By Tony Attwood
I have to admit that there are some early Dylan songs which I bought upon release and played to death, and now haven’t listened to for years. This is one of them.
So I came back with some trepidation to it – not least because it was never one of my absolute favourite Dylan songs, and I didn’t particularly care for the Byrds version of it either.
Thus you might imagine my complete surprise when, on responding to a request to review the song, I did my usual trawl to find unusual recordings of the song on line and found one that really knocked me out.
The link is below – and what really engages me in this is the enthusiasm and drive – it just pushes the song forward at a rare old pace, no hanging around extending certain syllables for no particular purpose.
It may well be that this version has appeared on one of the bootleg albums, and I just haven’t realised because I skipped the song, having heard it too often. If so sorry about that, but all the pleasure is mine now, on finding this version today.
Anyway, the song was written and produced in 1964, and the above recording comes from maybe a year later, so Dylan had had time to play with the piece and find new ways to do it.
It’s incredibly simple in concept – I just want to be friends – and that simplicity is emphasised by the multiple rhymes within the song. Besides, probably by the time people were hearing this version, they already knew what the Byrds were doing with it.

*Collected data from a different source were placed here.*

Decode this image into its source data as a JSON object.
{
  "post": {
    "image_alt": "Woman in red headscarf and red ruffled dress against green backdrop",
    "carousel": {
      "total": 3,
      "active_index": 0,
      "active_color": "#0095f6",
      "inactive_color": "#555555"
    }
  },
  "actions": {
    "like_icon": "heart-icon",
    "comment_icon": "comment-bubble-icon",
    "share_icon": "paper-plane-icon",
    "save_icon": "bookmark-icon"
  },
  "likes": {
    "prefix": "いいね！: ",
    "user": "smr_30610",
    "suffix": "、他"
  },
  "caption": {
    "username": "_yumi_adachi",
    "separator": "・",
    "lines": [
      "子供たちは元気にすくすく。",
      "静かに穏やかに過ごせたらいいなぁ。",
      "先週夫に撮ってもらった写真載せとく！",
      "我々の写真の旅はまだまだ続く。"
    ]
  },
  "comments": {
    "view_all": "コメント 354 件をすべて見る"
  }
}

The playfulness is so perfect however, not just because I have not heard this before now, but because I always thought the song was of itself a bit of a parody with all those rhymes – a laugh at moon/June (or as one of my t-shirts says, “wouldn’t poetry be difficult if violets were orange”).

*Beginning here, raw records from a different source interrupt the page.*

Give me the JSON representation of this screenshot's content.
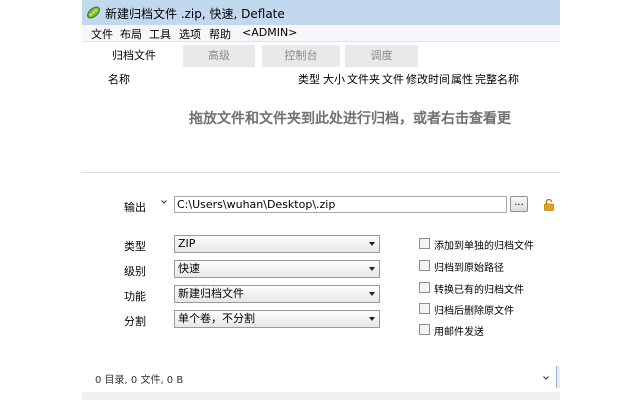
{
  "window": {
    "title": "新建归档文件 .zip, 快速, Deflate",
    "icon": "pea-pod-app-icon"
  },
  "menu": [
    "文件",
    "布局",
    "工具",
    "选项",
    "帮助",
    "<ADMIN>"
  ],
  "tabs": [
    {
      "label": "归档文件",
      "active": true
    },
    {
      "label": "高级",
      "active": false
    },
    {
      "label": "控制台",
      "active": false
    },
    {
      "label": "调度",
      "active": false
    }
  ],
  "columns": {
    "name": "名称",
    "right": [
      "类型",
      "大小",
      "文件夹",
      "文件",
      "修改时间",
      "属性",
      "完整名称"
    ]
  },
  "drop_hint": "拖放文件和文件夹到此处进行归档，或者右击查看更",
  "output": {
    "label": "输出",
    "path": "C:\\Users\\wuhan\\Desktop\\.zip",
    "browse_label": "...",
    "lock_icon": "open-lock-icon"
  },
  "options": [
    {
      "label": "类型",
      "value": "ZIP"
    },
    {
      "label": "级别",
      "value": "快速"
    },
    {
      "label": "功能",
      "value": "新建归档文件"
    },
    {
      "label": "分割",
      "value": "单个卷，不分割"
    }
  ],
  "checkboxes": [
    {
      "label": "添加到单独的归档文件",
      "checked": false
    },
    {
      "label": "归档到原始路径",
      "checked": false
    },
    {
      "label": "转换已有的归档文件",
      "checked": false
    },
    {
      "label": "归档后删除原文件",
      "checked": false
    },
    {
      "label": "用邮件发送",
      "checked": false
    }
  ],
  "status": {
    "text": "0 目录, 0 文件, 0 B"
  },
  "colors": {
    "titlebar": "#c2d8ef",
    "hint_text": "#707070",
    "lock": "#e8a317"
  }
}
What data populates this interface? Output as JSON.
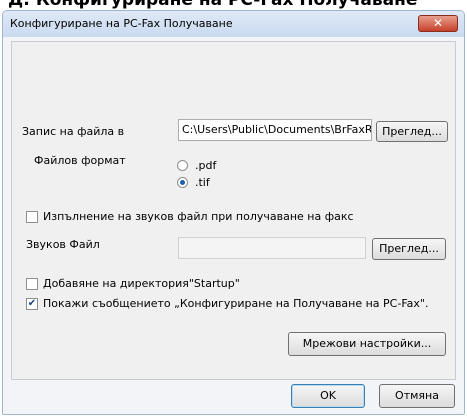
{
  "top_heading": "Д: Конфигуриране на PC-Fax Получаване",
  "window": {
    "title": "Конфигуриране на PC-Fax Получаване",
    "close_glyph": "✕"
  },
  "form": {
    "save_label": "Запис на файла в",
    "save_path": "C:\\Users\\Public\\Documents\\BrFaxR",
    "browse_label": "Преглед...",
    "format_label": "Файлов формат",
    "format_options": [
      {
        "label": ".pdf",
        "selected": false
      },
      {
        "label": ".tif",
        "selected": true
      }
    ],
    "play_sound_label": "Изпълнение на звуков файл при получаване на факс",
    "play_sound_checked": false,
    "sound_file_label": "Звуков Файл",
    "sound_file_value": "",
    "sound_browse_label": "Преглед...",
    "startup_label": "Добавяне на директория\"Startup\"",
    "startup_checked": false,
    "show_message_label": "Покажи съобщението „Конфигуриране на Получаване на PC-Fax\".",
    "show_message_checked": true,
    "network_button": "Мрежови настройки..."
  },
  "footer": {
    "ok_label": "OK",
    "cancel_label": "Отмяна"
  },
  "colors": {
    "titlebar": "#c9daf0",
    "close": "#c7412b",
    "radio_dot": "#1e5fb4"
  }
}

(Actually that doesn’t work if the doggerel “Roses are red violets are blue” isn’t famous where you live. Everyone in the UK will know it I am sure).
But the overall point is that Dylan is pushing boundaries here. Here’s done “Times they are a changing”, on an album in which virtually every song except the title song is about things NOT changing, but staying the same often with disastrous consequences. Now he’s saying I just want to be your friend, and enjoying himself so much that I immediately got the idea that this was not all he wants to do. (If you know what I mean – but hell, I was about 15 at the time, so my interpretation was warped by what was happening to me).
As for the Byrds version, I hardly played it at all (it was on the radio all the time, and I remember seeing them mime in badly on Top of the Pops) but I did like “I’ll probably feel a whole lot better” which I recall being on the B side.
Which shows what I know – in the UK the song was a great hit for the Byrds and for Cher, and for a 15 year old living in rural Dorset (a county on the south coast of England) where the number of girls who might actually understand what any of this was about (not that I did anyway) was limited, it gave an insight into a world of mystique. A world where as a guy you actually might be able to turn down one girl and be sure there is another in waiting. (Certainly not my experience aged 15).
So when Dylan sang “Deny, defy or crucify you” I just thought “wow – can you do that to a woman?” Fortunately I never tried to find out. I am, at heart, quite a nice guy really.
But looking at the lyrics now, what Dylan is saying he doesn’t want to do it fairly awful
No, and I ain’t lookin’ to fight with you
Frighten you or tighten you
Drag you down or drain you down
Chain you down or bring you down
I ain’t lookin’ to block you up
Shock or knock or lock you up
Analyze you, categorize you
Finalize you or advertise you
I don’t want to straight-face you
Race or chase you, track or trace you
Or disgrace you or displace you
Or define you or confine you
I suppose I wasn’t really au fait with the appalling way men can treat women – an only child, living in Dorset, trying to write his own songs, and desperately interested in dance (which like being in the theatre at that time had all the associations of being gay in a world where it was still actually illegal – while knowing I certainly wasn’t gay – I just never let on that I love dance, unless I was on the dance floor) – I was so removed from the real world.
But I was fascinated by the ending…
I ain’t lookin’ for you to feel like me
See like me or be like me
That gave me pause for thought. I’m an individual, she’s an individual, let us do our own thing. Revolutionary in a country where in church women still promised to honour and obey when they got married.
And all this before I have mentioned the music. One outcome of my life at the time was that I might possibly become a classical musician, and so with that sort of training I knew at once that hey – this was a song in 12/8, which means four groups of three quavers in a bar. You can beat in fours to the song, but when you do that you are beating the first quaver in the bar. The whole song revolves around that lilting feeling of 123 123 123 123.
That adds to the fun and humour – although this 12 beats to a bar approach doesn’t have to be lilting. Times they are a changing uses the same approach, except in Times each of the three beats is fairly equal. Here it is different…
The beats work like this with each of these two lines being a complete bar of 12/8 and each of the three beats separated by a /
I ain’t / lookin’ for you to / feel like / me /
See like / me or / be like / me
Counting the numbers it goes
Two quaver beats on the 1.
That’s all getting technical so I will stop – but take it from me, the fun comes from that lilting 1 2 3, and that was very unusual in a popular song. (Not uncommon in Ireland, but certainly uncommon in the music I was hearing on the BBC).